After testing at the lab, the lab reports a potential positive, employer contacts you and says that you need to talk to the lab, and the lab gives a pass upon proof of prescription.
Medical Review Officers actually have access to prescription histories. I'm not entirely clear on how it works as I haven't personally seen that end, but they can verify non-negative results without speaking to the donor and report the result as negative (clean) to the company. They only need to speak to the donor if there's a non-negative result and they have no prescriptions that could cause a false positive for that. Also the MRO contacts the donor directly using the information on the chain of custody; the employer is never made aware that there's something abnormal about the sample.
"Is routine drug testing universally considered acceptable?"
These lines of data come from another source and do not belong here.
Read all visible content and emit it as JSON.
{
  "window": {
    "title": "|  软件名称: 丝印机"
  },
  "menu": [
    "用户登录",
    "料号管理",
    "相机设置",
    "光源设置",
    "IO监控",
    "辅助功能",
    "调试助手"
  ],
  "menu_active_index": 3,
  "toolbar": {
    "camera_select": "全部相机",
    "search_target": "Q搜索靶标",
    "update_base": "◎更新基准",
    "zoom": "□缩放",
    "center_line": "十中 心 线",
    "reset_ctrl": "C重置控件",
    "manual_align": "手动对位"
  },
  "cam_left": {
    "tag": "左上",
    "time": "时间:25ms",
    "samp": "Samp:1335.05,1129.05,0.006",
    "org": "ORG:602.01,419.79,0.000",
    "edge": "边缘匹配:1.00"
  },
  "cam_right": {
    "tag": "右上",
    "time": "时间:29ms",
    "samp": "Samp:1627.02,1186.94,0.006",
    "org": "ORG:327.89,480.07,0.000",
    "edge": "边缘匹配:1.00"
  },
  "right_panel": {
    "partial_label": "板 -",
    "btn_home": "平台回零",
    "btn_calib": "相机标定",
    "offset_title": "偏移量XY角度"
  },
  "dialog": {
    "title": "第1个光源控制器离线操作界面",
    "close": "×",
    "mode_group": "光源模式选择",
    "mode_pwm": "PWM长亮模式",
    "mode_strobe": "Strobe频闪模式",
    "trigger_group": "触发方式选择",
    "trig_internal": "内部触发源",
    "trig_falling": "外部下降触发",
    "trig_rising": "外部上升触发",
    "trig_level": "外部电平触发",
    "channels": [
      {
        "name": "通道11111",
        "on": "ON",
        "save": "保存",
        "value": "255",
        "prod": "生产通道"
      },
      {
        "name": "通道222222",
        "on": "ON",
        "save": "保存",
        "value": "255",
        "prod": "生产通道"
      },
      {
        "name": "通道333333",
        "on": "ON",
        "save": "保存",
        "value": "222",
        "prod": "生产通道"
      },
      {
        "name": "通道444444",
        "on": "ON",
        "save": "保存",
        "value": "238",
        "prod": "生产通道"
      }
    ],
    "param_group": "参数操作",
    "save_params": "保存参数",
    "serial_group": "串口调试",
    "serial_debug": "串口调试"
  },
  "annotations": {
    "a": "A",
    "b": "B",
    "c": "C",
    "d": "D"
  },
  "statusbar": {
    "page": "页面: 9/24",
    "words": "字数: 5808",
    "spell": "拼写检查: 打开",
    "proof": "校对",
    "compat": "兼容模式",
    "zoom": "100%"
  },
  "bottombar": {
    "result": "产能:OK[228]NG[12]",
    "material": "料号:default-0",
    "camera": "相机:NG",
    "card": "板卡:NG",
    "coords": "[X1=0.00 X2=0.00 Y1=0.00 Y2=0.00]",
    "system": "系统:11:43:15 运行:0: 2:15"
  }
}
In the US, yes. There is a very, very, very good chance that your cashiers, call center workers, and a slew of other low-level (and store management) positions have had to take a pre-employment drug test. A lot of government jobs require it as well (IIRC, the government has some issues getting tech folks because of drug test requirements): Some have to take random drug tests during their employment.
It doesn't matter if it will affect your job at all. In some states, they can reject or fire you for nicotine.
I don't think this is as acceptable outside of the US: I'm in Norway now, and it would probably be illegal without reason (pilots, for example... perhaps). And a real reason, not just wanting sober employees or to sort potential employees.
if taking drugs would cause bleed-over effects into the job time, then it's not really only affecting their own time, and thus, the employer has the right to control it partially.